Nereus Program Alumnus Rebecca Asch (Princeton University/East Carolina University), Fellow Colleen Petrik (Princeton University), Fellow Gabriel Reygondeau (University of British Columbia), and Fellow Maria de Oca (Duke University) will be convening the session “Beyond physics-to-fish: Integrative impacts of climate change on living marine resources” at the JpGU-AGU Joint Meeting Session, May 20 to 25, 2017, in Chiba, Japan.
Abstract submission will open on January 6 and closes February 16. For more information on this conference and how to register, please see jpgu.org/meeting_e2017/.
Session Topic: Atmospheric and Hydrospheric Sciences (A), Ocean Sciences and Ocean Environment (OS)
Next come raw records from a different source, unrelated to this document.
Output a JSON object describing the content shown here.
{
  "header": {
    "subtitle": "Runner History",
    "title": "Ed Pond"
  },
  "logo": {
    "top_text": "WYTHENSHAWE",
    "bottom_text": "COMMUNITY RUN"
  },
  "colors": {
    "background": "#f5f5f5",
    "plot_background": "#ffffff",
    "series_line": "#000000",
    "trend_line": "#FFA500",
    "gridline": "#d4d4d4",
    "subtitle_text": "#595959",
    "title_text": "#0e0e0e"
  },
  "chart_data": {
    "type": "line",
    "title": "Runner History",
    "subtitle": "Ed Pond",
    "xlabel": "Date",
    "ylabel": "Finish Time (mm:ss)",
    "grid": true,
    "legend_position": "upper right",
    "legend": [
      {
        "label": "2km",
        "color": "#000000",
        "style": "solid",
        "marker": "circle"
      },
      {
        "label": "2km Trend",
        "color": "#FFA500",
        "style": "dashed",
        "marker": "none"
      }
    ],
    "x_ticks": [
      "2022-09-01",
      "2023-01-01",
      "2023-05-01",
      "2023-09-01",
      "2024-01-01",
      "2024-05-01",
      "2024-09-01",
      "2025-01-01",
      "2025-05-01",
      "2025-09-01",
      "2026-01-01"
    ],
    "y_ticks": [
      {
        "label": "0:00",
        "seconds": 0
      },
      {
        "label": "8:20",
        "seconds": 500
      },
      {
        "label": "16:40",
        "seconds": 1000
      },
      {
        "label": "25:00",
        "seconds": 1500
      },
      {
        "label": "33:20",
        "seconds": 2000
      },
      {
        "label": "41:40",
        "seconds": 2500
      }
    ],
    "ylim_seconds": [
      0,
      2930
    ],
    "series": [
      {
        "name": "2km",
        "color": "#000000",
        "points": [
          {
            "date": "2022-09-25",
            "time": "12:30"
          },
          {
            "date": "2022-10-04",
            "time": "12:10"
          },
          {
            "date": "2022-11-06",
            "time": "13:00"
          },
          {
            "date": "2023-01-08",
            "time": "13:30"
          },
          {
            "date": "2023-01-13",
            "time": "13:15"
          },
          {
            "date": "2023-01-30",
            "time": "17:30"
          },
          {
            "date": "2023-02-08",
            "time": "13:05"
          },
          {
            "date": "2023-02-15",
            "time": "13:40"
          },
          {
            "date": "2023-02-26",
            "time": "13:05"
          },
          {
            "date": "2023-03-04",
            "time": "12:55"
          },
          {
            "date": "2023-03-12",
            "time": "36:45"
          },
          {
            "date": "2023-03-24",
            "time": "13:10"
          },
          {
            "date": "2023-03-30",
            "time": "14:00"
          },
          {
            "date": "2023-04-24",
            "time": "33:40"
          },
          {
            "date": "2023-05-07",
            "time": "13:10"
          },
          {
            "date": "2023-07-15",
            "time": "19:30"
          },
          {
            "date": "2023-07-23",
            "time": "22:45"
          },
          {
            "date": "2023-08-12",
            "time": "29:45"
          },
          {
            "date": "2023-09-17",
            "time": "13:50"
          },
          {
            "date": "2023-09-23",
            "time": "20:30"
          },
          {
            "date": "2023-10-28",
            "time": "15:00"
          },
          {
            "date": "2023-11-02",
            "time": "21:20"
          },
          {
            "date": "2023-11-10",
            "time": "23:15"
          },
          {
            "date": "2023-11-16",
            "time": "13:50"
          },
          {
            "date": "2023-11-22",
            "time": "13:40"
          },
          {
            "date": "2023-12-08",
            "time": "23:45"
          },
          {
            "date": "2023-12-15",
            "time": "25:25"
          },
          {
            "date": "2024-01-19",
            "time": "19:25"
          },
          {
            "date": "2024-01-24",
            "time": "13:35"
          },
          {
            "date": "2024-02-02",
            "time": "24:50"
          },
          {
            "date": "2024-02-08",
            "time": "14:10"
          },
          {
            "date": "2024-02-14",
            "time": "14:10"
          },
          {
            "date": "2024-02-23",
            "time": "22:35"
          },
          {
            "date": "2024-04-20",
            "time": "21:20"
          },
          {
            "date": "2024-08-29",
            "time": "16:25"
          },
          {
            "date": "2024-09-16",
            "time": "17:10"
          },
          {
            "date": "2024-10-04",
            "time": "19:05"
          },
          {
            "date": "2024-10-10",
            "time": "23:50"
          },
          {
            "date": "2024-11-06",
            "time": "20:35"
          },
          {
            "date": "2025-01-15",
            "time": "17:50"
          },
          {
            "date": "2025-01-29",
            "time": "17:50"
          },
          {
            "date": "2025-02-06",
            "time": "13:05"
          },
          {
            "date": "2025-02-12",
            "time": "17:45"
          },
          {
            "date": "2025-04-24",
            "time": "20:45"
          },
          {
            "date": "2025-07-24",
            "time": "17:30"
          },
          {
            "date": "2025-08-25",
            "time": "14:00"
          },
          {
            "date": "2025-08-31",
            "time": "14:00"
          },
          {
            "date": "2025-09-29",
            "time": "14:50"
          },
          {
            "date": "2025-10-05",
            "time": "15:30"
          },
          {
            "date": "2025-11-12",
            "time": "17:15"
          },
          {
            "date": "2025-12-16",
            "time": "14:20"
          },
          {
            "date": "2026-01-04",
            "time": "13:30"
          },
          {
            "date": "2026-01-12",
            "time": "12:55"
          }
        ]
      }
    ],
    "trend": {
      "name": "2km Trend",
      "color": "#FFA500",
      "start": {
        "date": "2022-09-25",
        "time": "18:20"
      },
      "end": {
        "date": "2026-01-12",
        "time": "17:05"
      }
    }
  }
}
Session ID: A-OS18 (May 23)
Session Title: Beyond physics-to-fish: Integrative impacts of climate change on living marine resources
The session will be held from 9:00am to 10:30am in room 303 of the International Conference Hall 3F. From 10:00am to 10:15am, Gabriel Reygondeau will be hosting a talk on Climate driven shifts in the biogeography of the global ocean. From 10:15am to 10:30am, Colleen Petrik, along with Charles Stock, Ken Anderson, and James Watson, will be presenting a talk titled ‘The Future Response of Fisheries Production to Integrated Anthropogenic Forcing: Climate Change and Fishing Pressure.’
Abstract:
This session will take a “physics-to-fish” approach to identify the impacts of climate variability and anthropogenic climate change on marine organisms with a particular focus on living marine resources (i.e., commercially targeted fish and invertebrates and protected species, such as marine mammals, seabirds, and sea turtles). Talks will investigate bottom-up oceanic forcing, connecting physical atmospheric and oceanographic processes to lower trophic levels, which in turn influence the abundance, biogeography, phenology, migration patterns, growth rates, reproduction, and physiology of higher trophic level marine organisms. Presentations can address this topic with observational, experimental, or model-based approaches. We especially encourage submission of presentations that include an “integrative” element. Presentations can integrate across: multiple life history stages to address cumulative population level effects of climate; multiple species to identify key ecological characteristics that influence species responses to climate change; multiple modes of climate variability in order to attribute the source of observed changes in living marine resources; multiple regions to pinpoint hot spots of climate change impacts; multiple stressors to gauge how individual impacts may be amplified or counteracted by other ecosystem stressors, or; multiple scientific disciplines to better develop climate change solutions that can be implemented by resource managers and other stakeholders. Lastly, special consideration will be given to presentations that can directly inform and improve marine policy.